Alors que la communauté du logiciel libre réfléchit à la manière de réagir, Larson demande aux personnes qui soumettent des rapports de bogues de ne pas le faire s'ils n'ont pas été vérifiés par un être humain - et de ne pas utiliser l'IA, car « ces systèmes ne sont pas encore capables de comprendre le code ». Il invite également les plateformes qui acceptent les rapports de vulnérabilité au nom des mainteneurs à prendre des mesures pour limiter la création automatisée ou abusive de rapports de sécurité.
Sources : Seth Larson, rapport de bogue,
Et vous ?
Quelle lecture faites-vous de la situation ? Trouvez-vous l'analyse de Seth Larson crédible ou pertinente ? Dans quelle mesure ?
Quelles implications imaginez-vous si la situation perdure et s'aggrave ?
Quelles solutions pourraient être mises en place pour mieux soutenir les mainteneurs face à cette surcharge ?
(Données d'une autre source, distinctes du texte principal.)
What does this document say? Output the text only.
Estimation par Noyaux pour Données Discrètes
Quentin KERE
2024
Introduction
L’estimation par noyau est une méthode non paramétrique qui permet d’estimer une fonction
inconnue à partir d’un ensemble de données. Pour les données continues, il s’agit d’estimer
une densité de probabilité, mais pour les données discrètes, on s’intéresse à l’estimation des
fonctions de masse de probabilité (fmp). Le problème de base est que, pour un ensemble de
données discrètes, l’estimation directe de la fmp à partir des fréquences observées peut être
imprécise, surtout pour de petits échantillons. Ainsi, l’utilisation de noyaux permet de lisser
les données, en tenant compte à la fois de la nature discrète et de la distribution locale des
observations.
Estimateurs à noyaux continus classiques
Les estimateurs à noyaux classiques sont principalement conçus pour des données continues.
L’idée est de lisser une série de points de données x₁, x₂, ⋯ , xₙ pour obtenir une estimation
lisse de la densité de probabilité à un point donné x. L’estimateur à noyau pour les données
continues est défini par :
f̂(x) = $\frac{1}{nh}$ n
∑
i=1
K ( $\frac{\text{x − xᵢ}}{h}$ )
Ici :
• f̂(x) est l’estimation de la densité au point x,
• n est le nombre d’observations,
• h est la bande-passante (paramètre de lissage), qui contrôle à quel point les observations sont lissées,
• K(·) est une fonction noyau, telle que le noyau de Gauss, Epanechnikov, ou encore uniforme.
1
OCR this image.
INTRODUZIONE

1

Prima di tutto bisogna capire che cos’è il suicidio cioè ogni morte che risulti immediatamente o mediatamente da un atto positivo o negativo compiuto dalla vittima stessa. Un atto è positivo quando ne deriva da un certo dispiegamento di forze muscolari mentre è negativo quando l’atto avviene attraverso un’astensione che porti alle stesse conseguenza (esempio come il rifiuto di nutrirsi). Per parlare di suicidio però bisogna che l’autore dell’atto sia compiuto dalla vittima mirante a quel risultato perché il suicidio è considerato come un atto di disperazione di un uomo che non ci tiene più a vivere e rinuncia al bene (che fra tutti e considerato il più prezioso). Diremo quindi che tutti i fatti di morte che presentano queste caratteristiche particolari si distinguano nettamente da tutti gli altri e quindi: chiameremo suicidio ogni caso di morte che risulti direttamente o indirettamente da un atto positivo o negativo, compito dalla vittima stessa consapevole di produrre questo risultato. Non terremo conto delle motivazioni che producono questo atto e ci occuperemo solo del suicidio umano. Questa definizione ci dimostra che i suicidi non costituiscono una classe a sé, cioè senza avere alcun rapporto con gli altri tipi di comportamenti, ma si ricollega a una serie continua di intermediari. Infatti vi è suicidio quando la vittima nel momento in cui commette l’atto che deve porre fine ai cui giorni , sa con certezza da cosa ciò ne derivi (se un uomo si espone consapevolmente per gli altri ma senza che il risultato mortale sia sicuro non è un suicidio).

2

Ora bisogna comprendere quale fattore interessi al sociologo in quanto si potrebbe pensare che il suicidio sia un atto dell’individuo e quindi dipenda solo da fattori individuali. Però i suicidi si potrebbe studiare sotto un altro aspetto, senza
Les utilisateurs d’IA sont-ils suffisamment formés à soumettre des rapports de qualité ? Qui devrait se charger de cette éducation ?
Les IA pourraient-elles, au contraire, être utilisées pour filtrer les rapports de mauvaise qualité ? Si oui, comment éviter les biais dans leur utilisation ?
Le phénomène des rapports générés par IA remet-il en question la viabilité du modèle open source tel qu’il existe aujourd’hui ?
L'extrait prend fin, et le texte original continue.